Grilled Sea Scallops on Tortilla Chips with Avocado Puree and Jalapeno Pesto 2

Total Time:
1 hr 15 min
1 hr
15 min

40 appetizer servings

  • 20 large sea scallops
  • Olive oil
  • Salt and freshly ground black pepper
  • 40 blue corn tortilla chip rounds
  • Avocado Puree, recipe follows
  • Jalapeno Pesto, recipe follows
  • Fresh cilantro leaves, for garnish
  • Avocado Puree:
  • 1/2 cup chopped fresh cilantro
  • 1/4 cup chopped red onion
  • 1/4 cup extra-virgin olive oil
  • 4 limes, juiced
  • 2 ripe Hass avocado, peeled, pitted and coarsely chopped
  • Salt and freshly ground black pepper
  • Jalapeno Pesto:
  • 3 cups fresh cilantro leaves
  • 1/4 cup pine nuts
  • 3 jalapenos, grilled and chopped
  • 2 cloves garlic, chopped
  • Salt and freshly ground black pepper
  • 1 cup extra-virgin olive oil
  • Heat a grill to high.

  • Brush the scallops on both sides with the oil and sprinkle with salt and pepper.
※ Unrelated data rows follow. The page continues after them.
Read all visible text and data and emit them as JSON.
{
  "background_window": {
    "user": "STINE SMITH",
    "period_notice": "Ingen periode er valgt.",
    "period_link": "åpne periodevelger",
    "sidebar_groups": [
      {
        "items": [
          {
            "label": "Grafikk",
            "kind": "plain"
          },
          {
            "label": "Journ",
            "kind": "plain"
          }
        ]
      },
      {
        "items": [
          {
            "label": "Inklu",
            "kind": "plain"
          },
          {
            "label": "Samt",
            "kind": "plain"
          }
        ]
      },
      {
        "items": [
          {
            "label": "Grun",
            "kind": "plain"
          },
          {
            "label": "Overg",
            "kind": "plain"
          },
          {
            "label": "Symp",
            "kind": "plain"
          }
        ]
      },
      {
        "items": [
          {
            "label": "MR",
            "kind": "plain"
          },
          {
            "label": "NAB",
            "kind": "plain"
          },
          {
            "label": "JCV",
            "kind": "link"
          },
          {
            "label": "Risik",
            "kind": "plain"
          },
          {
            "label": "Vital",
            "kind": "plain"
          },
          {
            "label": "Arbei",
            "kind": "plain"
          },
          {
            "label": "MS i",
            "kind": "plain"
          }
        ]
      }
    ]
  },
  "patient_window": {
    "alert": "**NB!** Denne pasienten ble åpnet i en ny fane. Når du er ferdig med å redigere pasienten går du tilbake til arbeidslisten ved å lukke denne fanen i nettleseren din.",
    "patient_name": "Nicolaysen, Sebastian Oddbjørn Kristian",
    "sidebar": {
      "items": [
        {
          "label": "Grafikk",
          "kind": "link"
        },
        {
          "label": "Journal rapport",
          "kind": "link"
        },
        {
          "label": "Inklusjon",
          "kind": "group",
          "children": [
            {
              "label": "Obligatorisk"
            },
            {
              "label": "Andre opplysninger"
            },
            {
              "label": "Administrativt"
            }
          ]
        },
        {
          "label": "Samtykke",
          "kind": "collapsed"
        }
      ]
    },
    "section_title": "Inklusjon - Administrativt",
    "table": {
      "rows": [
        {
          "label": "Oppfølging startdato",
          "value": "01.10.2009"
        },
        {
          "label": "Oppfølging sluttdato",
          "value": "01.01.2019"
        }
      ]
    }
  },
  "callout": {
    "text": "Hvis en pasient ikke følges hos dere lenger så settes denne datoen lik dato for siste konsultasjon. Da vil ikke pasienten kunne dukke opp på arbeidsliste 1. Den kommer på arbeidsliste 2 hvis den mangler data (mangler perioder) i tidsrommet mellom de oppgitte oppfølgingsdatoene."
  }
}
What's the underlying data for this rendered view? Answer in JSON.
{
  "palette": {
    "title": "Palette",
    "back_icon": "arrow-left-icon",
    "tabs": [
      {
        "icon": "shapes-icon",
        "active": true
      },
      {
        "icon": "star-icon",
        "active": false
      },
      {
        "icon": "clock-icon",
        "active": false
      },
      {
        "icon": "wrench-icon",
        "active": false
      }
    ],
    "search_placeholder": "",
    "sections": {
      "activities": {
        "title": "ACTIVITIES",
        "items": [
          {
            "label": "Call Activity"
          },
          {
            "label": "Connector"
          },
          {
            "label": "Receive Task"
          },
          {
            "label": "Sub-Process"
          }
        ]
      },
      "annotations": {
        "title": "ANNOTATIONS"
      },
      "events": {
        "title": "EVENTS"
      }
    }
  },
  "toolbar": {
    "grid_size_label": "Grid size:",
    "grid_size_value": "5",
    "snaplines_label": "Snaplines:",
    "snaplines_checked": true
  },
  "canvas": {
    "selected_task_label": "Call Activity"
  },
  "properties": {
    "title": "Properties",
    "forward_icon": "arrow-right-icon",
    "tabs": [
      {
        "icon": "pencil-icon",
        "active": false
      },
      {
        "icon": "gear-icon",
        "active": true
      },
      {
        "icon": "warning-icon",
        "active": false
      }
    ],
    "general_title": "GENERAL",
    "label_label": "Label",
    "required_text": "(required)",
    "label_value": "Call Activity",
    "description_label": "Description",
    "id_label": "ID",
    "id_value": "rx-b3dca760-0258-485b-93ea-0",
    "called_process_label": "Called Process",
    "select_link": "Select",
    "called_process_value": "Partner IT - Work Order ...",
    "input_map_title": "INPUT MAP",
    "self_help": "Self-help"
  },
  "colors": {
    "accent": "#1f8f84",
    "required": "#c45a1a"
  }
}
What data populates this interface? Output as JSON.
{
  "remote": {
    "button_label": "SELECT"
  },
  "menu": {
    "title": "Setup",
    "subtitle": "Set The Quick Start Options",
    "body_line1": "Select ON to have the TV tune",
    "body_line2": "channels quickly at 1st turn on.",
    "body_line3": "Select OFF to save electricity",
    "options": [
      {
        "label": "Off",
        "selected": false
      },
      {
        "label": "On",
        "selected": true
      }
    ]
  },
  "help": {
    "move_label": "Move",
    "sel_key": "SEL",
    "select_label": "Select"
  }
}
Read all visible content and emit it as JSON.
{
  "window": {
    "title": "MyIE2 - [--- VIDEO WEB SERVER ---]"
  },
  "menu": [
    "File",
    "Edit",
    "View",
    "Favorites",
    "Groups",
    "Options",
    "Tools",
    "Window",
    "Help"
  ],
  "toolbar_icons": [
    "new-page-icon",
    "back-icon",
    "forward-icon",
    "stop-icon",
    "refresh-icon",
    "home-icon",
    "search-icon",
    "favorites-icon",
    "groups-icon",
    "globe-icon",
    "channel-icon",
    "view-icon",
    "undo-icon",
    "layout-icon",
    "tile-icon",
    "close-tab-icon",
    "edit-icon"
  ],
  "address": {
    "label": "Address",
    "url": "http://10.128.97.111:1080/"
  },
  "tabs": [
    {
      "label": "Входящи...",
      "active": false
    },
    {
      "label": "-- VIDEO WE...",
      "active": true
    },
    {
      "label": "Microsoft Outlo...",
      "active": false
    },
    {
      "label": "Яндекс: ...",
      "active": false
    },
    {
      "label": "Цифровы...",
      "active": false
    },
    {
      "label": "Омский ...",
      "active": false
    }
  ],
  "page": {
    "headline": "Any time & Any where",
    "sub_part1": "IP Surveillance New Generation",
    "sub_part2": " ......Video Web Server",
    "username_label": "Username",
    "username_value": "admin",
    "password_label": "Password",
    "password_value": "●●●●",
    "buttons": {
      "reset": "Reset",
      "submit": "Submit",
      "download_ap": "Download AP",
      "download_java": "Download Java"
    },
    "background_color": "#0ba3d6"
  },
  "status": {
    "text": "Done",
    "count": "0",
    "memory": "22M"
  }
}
Grill the scallops until golden brown and slightly charred and just cooked through, 2 to 3 minutes per side. Remove from the grill and slice in half into 2 coins.

  • Spread about a tablespoon of Avocado Puree over each chip. Top the puree with a scallop, grill-side up, and top each scallop with a dollop of the Jalapeno Pesto. Garnish with cilantro leaves.

Avocado Puree:
  • Combine the cilantro, onions, oil, lime juice and avocado in a food processor and process until combined, but still chunky. Puree until smooth if desired. Season with salt and pepper.

Jalapeno Pesto:
  • Combine the cilantro, pine nuts, jalapeno, garlic, and some salt and pepper in a food processor and process until coarsely chopped. With the motor running, slowly add the oil and process until emulsified. Scrape into a bowl.